CRO use was high even in smaller pediatric trials: 134 of 180 trials with 50 or fewer participants used CROs, or 74.4%. Trials with 51–200 participants used CROs in 126 of 176 cases, or 71.6%, while larger participant bands showed lower rates: 54 of 108 trials with 201–1,000 participants, or 50.0%, and 8 of 14 trials above 1,000 participants, or 57.1%.
Pediatric CRO need is not simply a large-enrollment problem. Smaller rare-disease and specialist pediatric trials still require CROs when country footprint, site specialization, central services, or CTIS documentation complexity is high.
Single-disease trials used CROs in 242 of 327 cases, or 74.0%. Trials listing 2 diseases used CROs in 75 of 121 cases, or 62.0%, while trials listing 3 or more diseases used CROs in 14 of 40 cases, or 35.0%.
The CRO signal is strongest in focused pediatric development programs, especially where sponsors need repeatable execution for one specific indication across multiple EU countries and sites.

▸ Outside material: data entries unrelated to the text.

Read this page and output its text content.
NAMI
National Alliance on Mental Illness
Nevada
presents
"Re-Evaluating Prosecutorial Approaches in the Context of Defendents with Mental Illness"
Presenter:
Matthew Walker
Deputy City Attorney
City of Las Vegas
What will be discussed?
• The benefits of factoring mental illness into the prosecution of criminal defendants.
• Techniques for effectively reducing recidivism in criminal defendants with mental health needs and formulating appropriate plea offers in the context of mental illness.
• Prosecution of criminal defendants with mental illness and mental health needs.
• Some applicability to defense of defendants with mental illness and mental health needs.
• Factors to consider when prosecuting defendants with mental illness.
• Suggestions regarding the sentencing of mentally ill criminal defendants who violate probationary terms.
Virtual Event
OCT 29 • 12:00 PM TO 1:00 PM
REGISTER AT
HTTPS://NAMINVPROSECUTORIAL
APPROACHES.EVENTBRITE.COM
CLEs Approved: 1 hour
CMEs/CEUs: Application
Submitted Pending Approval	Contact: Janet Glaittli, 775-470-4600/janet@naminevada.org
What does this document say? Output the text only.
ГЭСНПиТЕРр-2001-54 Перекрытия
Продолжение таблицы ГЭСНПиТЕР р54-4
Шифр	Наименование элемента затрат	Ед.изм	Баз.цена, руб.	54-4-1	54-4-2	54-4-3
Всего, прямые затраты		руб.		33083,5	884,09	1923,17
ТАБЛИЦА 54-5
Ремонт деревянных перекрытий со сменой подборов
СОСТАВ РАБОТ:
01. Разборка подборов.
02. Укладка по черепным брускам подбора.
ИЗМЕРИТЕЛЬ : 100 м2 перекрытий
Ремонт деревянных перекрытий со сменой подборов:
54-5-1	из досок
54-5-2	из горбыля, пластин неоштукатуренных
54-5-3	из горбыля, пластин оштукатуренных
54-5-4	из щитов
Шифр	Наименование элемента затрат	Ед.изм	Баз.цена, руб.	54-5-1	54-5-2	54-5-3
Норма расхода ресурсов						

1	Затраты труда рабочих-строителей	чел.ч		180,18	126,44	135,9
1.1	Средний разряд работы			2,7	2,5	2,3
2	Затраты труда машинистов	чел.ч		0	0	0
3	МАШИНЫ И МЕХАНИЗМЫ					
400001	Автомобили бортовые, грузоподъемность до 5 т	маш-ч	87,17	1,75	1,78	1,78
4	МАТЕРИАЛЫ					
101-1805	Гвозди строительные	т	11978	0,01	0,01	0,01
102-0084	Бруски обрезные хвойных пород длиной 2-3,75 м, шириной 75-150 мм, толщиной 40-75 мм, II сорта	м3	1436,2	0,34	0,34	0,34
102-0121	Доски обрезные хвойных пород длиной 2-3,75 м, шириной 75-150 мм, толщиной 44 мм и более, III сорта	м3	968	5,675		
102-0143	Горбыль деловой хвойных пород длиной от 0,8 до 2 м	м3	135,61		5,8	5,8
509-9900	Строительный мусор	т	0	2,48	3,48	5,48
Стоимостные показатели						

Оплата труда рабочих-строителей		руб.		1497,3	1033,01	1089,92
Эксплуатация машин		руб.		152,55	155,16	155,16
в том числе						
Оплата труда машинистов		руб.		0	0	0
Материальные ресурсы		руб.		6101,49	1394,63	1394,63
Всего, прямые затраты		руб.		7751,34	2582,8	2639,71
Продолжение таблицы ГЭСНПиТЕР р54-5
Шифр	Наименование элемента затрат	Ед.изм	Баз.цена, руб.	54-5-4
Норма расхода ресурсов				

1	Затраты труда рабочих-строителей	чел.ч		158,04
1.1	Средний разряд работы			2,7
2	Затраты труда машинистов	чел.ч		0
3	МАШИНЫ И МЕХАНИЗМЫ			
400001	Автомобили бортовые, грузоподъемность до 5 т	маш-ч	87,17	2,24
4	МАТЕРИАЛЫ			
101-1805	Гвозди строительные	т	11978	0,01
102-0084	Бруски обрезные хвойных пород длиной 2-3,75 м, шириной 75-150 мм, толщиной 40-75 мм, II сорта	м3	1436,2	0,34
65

At disease level, CRO concentration was strongest in ulcerative colitis, Crohn’s disease, atopic dermatitis, hereditary angioedema, and sickle cell disease. Ulcerative colitis had CRO support in 13 of 14 trials, Crohn’s disease in 12 of 13, atopic dermatitis in 12 of 13, hereditary angioedema in 9 of 9, and sickle cell disease in 7 of 8.
The highest disease-level CRO concentration appears where pediatric trials combine specialist sites, central services, long follow-up, and multi-country regulatory execution. These indications are strong markers of CRO demand in pediatric Phase 3 development.
CROs were listed in 120 of 147 orphan pediatric Phase 3 trials, or 81.6%. In non-orphan pediatric Phase 3 trials, CROs were listed in 211 of 341 trials, or 61.9%.
Orphan designation is a strong CRO-use signal. These studies often combine small patient pools with specialist site identification, cross-border activation, and intensive regulatory coordination under CTIS.
Among 331 CRO-supported trials, clinical operations or regulatory CRO functions appeared in 308 trials, or 93.1%. Central lab or bioanalysis services appeared in 191 trials, or 57.7%, while digital trial systems, including eCOA or EDC-type services, appeared in 137 trials, or 41.4%.
The outsourcing stack is operational first, then specialized. Most CRO-supported pediatric Phase 3 trials require clinical operations or regulatory execution, while central lab, eCOA, EDC, randomisation, imaging, and supply-chain services form the second layer of outsourced capacity.
Across CRO-supported pediatric Phase 3 trials, there were 2,025 trial-country occurrences. Spain contributed 248 occurrences, Italy 220, Germany 216, France 189, and Poland 185. Together, these five countries accounted for 1,058 of 2,025 CRO-supported trial-country occurrences, or 52.2%.
The leading CTIS country footprint points to where pediatric CRO capability matters most: Spain, Italy, Germany, France, and Poland. These markets concentrate site activation, local submissions, translations, contracting, and operational execution for CRO-supported pediatric Phase 3 trials.
CRO means contract research organization. CTIS means Clinical Trials Information System, the EU clinical trial submission and authorization platform. EU/EEA means European Union / European Economic Area. EDC means electronic data capture. eCOA means electronic clinical outcome assessment. RTSM means randomisation and trial supply management.